People love dogs. This is, I hope, the least surprising sentence you will read in this book. I myself have had long discussions with my dog friends, and by that I mean my friends who are dogs. I will admit that these discourses were largely one-sided. When dog people get together, they often ask each other what or which kind of dog does each person has. They're talking about breeds of dogs: Collie, corgi, Labrador Retriever, pit bull, or poodle. Generally, I love 'em all, because dogs are all dogs. They are a great walking, barking definition of what a species is. Evolutionary relationships are defined not by looks but by what's inside. If a male and a female can hook up and produce offspring, then by the simplest and most meaningful definition they belong to the same species.

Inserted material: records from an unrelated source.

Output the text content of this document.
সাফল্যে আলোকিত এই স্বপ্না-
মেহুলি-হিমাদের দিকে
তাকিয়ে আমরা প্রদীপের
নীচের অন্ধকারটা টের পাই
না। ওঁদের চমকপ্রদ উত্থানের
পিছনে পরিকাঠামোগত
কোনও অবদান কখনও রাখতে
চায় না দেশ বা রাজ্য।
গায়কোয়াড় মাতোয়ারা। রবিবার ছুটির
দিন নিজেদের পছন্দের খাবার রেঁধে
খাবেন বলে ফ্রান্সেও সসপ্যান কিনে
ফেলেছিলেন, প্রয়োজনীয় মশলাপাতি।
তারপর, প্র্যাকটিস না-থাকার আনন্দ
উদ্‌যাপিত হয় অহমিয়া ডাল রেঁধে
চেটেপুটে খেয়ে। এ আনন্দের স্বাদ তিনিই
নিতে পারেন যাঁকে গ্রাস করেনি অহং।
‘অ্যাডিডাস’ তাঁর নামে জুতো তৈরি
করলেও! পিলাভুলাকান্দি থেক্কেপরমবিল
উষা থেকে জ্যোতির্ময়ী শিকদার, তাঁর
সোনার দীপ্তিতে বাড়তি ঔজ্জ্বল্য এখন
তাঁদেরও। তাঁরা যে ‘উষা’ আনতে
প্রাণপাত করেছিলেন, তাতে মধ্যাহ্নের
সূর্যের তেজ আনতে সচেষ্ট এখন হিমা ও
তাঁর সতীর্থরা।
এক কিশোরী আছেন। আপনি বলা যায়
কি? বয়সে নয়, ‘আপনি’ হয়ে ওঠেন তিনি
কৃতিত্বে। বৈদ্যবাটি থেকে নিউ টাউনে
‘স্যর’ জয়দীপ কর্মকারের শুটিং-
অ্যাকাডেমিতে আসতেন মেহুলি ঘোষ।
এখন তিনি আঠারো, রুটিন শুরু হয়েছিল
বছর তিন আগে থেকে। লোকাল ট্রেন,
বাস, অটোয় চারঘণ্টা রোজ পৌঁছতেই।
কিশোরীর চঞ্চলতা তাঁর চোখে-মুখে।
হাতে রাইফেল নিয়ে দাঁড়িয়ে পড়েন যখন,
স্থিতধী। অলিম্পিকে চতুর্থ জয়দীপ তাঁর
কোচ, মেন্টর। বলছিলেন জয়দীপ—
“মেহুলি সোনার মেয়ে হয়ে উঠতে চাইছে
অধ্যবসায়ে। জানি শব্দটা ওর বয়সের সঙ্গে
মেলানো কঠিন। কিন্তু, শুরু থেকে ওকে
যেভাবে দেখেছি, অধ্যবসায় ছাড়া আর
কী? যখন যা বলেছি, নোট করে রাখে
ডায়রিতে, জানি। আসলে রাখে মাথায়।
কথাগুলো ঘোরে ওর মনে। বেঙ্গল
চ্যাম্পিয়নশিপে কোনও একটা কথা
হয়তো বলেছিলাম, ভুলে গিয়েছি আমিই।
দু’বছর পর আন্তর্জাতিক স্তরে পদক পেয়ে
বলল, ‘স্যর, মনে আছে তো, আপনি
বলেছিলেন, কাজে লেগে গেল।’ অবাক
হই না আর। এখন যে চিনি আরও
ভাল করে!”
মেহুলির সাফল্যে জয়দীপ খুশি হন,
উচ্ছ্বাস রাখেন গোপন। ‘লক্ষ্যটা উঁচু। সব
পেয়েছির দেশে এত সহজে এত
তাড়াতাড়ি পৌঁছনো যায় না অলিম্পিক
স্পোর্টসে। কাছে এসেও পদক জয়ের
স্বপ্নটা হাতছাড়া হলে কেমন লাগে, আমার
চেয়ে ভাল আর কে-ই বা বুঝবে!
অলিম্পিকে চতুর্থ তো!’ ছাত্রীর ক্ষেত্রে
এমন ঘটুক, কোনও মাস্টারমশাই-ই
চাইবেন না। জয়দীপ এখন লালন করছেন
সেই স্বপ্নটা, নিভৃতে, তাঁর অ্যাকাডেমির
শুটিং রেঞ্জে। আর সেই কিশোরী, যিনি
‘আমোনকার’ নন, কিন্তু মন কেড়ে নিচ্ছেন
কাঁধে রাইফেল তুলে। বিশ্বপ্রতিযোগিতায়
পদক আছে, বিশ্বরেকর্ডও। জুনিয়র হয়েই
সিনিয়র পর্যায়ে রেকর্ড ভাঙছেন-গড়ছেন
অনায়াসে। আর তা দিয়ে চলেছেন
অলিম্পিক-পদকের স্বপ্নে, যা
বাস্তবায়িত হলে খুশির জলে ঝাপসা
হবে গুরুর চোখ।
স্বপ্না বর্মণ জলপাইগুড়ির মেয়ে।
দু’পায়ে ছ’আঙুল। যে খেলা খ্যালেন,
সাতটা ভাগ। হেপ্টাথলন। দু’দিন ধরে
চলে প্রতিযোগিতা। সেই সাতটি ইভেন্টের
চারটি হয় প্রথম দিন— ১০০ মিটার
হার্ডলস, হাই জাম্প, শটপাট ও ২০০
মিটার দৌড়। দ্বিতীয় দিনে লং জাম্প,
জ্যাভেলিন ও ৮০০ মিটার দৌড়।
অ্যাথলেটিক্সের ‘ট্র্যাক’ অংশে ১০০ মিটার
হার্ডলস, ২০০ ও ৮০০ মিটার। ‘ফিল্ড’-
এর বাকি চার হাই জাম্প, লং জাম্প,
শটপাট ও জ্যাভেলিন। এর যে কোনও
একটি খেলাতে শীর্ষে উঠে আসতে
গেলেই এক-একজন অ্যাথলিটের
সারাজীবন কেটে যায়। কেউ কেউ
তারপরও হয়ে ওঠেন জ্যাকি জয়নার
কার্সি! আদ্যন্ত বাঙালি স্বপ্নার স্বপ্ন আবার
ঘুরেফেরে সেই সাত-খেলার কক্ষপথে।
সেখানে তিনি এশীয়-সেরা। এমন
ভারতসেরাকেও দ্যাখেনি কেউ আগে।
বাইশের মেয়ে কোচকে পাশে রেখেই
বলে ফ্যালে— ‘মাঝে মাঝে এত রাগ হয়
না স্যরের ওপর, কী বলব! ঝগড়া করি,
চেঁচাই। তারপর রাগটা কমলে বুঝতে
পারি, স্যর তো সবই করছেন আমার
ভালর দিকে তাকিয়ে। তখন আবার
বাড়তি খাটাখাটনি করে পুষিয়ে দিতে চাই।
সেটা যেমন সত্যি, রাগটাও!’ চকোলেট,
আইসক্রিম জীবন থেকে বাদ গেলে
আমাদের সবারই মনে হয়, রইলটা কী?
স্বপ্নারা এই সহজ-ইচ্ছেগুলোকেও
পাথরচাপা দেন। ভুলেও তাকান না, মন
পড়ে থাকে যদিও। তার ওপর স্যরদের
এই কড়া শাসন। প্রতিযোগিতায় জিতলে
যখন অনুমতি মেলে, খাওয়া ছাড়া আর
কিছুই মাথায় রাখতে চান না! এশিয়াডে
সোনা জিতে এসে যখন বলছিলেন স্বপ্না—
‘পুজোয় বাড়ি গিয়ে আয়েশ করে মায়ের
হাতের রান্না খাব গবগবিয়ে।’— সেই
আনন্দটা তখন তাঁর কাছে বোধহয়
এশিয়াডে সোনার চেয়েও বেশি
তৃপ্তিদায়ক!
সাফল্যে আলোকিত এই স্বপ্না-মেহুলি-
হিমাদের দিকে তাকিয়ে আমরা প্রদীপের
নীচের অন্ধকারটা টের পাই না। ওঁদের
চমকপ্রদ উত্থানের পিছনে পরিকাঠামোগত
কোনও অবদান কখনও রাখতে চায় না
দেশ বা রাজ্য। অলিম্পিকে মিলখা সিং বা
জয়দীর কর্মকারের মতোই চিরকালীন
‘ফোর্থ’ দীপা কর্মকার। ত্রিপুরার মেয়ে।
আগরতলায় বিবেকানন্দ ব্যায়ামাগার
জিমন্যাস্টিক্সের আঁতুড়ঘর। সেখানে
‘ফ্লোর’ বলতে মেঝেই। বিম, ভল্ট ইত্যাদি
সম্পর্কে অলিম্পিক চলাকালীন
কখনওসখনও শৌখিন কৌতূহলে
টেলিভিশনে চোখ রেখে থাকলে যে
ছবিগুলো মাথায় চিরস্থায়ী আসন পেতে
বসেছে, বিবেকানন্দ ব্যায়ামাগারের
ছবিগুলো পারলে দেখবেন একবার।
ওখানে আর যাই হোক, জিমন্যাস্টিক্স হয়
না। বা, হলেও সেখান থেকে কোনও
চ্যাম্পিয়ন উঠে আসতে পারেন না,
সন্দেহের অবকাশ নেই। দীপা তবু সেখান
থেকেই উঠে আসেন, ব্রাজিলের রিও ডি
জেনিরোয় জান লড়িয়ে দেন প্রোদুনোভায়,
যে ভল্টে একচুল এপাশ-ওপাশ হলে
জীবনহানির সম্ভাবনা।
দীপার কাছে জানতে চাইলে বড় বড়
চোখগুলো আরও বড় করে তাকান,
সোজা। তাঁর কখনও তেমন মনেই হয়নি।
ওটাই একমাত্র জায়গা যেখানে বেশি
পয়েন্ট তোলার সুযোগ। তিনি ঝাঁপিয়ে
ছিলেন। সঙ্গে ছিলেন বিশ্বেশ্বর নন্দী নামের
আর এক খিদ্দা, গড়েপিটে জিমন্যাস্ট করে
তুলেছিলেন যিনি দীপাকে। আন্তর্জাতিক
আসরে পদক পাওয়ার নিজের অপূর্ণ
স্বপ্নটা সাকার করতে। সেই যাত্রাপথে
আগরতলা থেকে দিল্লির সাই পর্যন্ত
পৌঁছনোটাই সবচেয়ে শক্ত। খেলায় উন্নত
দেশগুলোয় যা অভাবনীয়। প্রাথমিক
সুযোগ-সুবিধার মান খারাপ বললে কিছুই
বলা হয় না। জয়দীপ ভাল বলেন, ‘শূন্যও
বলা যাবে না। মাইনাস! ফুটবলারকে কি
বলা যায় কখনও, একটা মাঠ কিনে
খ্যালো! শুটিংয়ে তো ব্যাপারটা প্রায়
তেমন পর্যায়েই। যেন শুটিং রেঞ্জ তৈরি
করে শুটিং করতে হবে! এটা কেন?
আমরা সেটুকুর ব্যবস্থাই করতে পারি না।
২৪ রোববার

Put another way, I love all of you dog lovers, but I have to spoil your fun a little with a fundamental truth. There is, in an important evolutionary sense, no such thing as a specific breed of dog. If a Great Dane has sex with a dachshund, you get a dog. If a Standard Poodle has sex with a Jack Russell terrier, you get a dog. If a mutt has sex with a so-called purebred, you get a dog. You don't get anything else. All dogs are descendants of common ancestors. So, when we all enjoy the kennel club's show, which is divided or organized by breed, we are participating in a ritual that is, at an important level, arbitrary. There are gradations, or there is a spectrum of dog types or breeds. The word
purebred
is something we can define by counting generations back in dog-sex land. But it is not an indication of species or anything special, really.